Each record is pushed to the default dataset. Fields are emitted only when populated (no nulls). Common fields across record types:

  • id — Khan Academy content ID (e.g. 19647488, x2f8bb11595b61c86)
  • slug — URL-safe slug
  • kind — One of Video, Article, Exercise, Topic, Course, Unit, Project
  • title — Translated title
  • description — HTML-stripped description
  • url — Direct Khan Academy URL
  • subject — Primary root subject slug
  • recordType — Stable record-type label (video, article, exercise, course, unit, etc.)
  • scrapedAt — UTC ISO timestamp

Video-specific:

  • youtubeId + youtubeUrl
  • durationSeconds
  • thumbnailUrl
  • downloadUrls{m3u8, mp4, mp4-low, mp4-low-ios, png} direct CDN URLs
  • subtitleLanguages — language codes with translated subtitles
  • authorNames, keywords, dateAdded, license, language, educationalLevel

Course-specific:

  • unitCount, lessonCount, masteryEnabled, curriculumKey, iconUrl

Sample video record

{
"id": "19647488",
"slug": "negative-numbers-introduction",
"kind": "Video",
"title": "Intro to negative numbers",
"description": "Mysterious negative numbers! What ARE they? ...",
"youtubeId": "Hlal9ME2Aig",
"youtubeUrl": "https://www.youtube.com/watch?v=Hlal9ME2Aig",
"durationSeconds": 576,
"thumbnailUrl": "https://cdn.kastatic.org/googleusercontent/...",
"authorNames": ["Sal Khan"],
"downloadUrls": {
"m3u8": "https://cdn.kastatic.org/ka-youtube-converted/Hlal9ME2Aig.m3u8/Hlal9ME2Aig.m3u8",
"mp4": "https://cdn.kastatic.org/ka-youtube-converted/Hlal9ME2Aig.mp4/Hlal9ME2Aig.mp4"
},
"dateAdded": "2011-02-20T16:51:16Z",
"language": "en",
"license": "cc-by-nc-sa",
"url": "https://www.khanacademy.org/math/arithmetic-home/negative-numbers/neg-num-intro/v/negative-numbers-introduction",
"subject": "math",
"recordType": "video",
"scrapedAt": "2026-05-21T09:17:47Z"
}

Data source

Khan Academy is a non-profit educational organization that provides free, CC-licensed (CC-BY-NC-SA) lessons in math, science, the arts, computer programming, economics, and more.

This scraper hits Khan Academy's public GraphQL endpoints — the same ones used by their website. No login, cookies or API key are required, and the actor runs on the free Apify plan without any paid proxy add-ons.

FAQ

Does this require login or an API key? No. Khan Academy's content is freely accessible. The scraper uses public endpoints with no authentication.

Do I need to provide a proxy? No. The scraper works from datacenter IPs out-of-the-box.

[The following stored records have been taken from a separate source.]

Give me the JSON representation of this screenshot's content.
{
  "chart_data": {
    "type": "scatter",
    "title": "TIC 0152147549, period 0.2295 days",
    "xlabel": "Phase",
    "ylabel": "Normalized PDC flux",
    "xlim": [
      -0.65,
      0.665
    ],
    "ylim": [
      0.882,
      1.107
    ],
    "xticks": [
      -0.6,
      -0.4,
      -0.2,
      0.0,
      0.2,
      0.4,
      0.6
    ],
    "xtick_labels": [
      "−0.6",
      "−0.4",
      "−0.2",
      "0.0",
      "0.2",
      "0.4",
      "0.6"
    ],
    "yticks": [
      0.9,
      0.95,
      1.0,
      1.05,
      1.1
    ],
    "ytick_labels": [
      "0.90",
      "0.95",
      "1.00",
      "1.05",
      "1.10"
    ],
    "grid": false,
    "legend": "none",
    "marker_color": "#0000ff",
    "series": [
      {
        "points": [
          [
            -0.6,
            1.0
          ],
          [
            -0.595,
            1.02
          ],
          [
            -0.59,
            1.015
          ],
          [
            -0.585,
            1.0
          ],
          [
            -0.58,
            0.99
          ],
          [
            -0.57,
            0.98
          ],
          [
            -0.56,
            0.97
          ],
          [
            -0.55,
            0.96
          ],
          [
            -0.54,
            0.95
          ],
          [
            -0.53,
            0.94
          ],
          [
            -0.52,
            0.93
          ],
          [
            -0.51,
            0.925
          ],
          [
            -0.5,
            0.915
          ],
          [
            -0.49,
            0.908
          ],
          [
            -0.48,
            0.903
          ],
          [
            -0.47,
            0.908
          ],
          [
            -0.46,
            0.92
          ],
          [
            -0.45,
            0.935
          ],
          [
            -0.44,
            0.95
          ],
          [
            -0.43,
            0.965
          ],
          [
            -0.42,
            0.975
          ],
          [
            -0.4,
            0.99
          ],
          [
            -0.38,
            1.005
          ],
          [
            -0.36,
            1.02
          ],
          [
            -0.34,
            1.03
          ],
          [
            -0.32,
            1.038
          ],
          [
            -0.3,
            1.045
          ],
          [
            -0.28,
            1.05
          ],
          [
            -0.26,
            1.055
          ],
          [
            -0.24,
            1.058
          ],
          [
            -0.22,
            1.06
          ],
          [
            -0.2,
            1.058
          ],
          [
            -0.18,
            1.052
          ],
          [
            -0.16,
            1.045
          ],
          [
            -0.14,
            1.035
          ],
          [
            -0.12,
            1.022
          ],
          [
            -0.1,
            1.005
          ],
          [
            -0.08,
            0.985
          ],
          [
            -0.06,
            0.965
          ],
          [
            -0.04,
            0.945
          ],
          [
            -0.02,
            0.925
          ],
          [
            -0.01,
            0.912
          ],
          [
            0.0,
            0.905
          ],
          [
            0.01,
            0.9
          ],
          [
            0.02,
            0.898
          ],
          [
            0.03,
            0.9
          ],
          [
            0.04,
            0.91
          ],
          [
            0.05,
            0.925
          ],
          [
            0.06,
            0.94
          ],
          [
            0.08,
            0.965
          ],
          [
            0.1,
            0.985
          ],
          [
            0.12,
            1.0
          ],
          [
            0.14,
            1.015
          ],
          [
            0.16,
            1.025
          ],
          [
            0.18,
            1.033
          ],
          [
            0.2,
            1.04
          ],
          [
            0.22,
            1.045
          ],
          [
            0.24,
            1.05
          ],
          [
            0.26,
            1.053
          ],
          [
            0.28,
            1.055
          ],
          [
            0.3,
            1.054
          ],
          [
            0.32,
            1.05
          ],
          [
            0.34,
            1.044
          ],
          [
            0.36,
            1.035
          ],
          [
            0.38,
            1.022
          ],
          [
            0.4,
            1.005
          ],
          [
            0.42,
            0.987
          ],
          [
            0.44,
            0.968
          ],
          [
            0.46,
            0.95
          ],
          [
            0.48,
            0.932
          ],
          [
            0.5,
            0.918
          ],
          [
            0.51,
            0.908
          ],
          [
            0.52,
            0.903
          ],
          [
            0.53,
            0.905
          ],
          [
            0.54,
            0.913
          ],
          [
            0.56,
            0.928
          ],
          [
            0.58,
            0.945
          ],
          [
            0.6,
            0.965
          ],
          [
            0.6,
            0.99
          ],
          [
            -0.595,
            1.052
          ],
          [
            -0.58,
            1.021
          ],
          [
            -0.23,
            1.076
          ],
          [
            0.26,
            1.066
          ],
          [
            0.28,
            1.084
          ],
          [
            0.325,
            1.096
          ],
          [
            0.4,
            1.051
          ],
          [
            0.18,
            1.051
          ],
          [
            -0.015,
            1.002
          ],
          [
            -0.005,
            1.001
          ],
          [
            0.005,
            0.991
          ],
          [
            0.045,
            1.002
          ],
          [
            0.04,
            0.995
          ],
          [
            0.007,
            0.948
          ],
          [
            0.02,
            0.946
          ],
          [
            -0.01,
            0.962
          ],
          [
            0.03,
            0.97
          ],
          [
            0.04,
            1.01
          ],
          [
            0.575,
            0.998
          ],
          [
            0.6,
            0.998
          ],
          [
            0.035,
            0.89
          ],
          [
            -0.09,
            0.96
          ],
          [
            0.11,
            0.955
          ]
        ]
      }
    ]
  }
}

What is the license of the returned data? Khan Academy content is licensed under CC-BY-NC-SA 3.0 unless otherwise noted. You can reuse it for non-commercial purposes with attribution. Verify the license field on each record.

Can I get transcripts? Khan Academy stores subtitle files per language; the actor exposes the available subtitle languages in subtitleLanguages. To fetch the actual transcript bodies, follow up with the YouTube ID against the YouTube transcript API or KA's subtitles endpoint.

Why are some titles different from what I see on the site? Khan Academy localizes content per visitor region. The actor uses the en/US locale by default.

What if Khan Academy updates their GraphQL schema? The cacheable persisted queries are tied to a publish version (pcv) that the actor fetches dynamically. Search queries are sent as fully inlined GraphQL strings so they survive schema bumps that don't change field shape.

Can I run this on the free Apify plan? Yes. No proxy, no add-ons, no user-supplied credentials needed.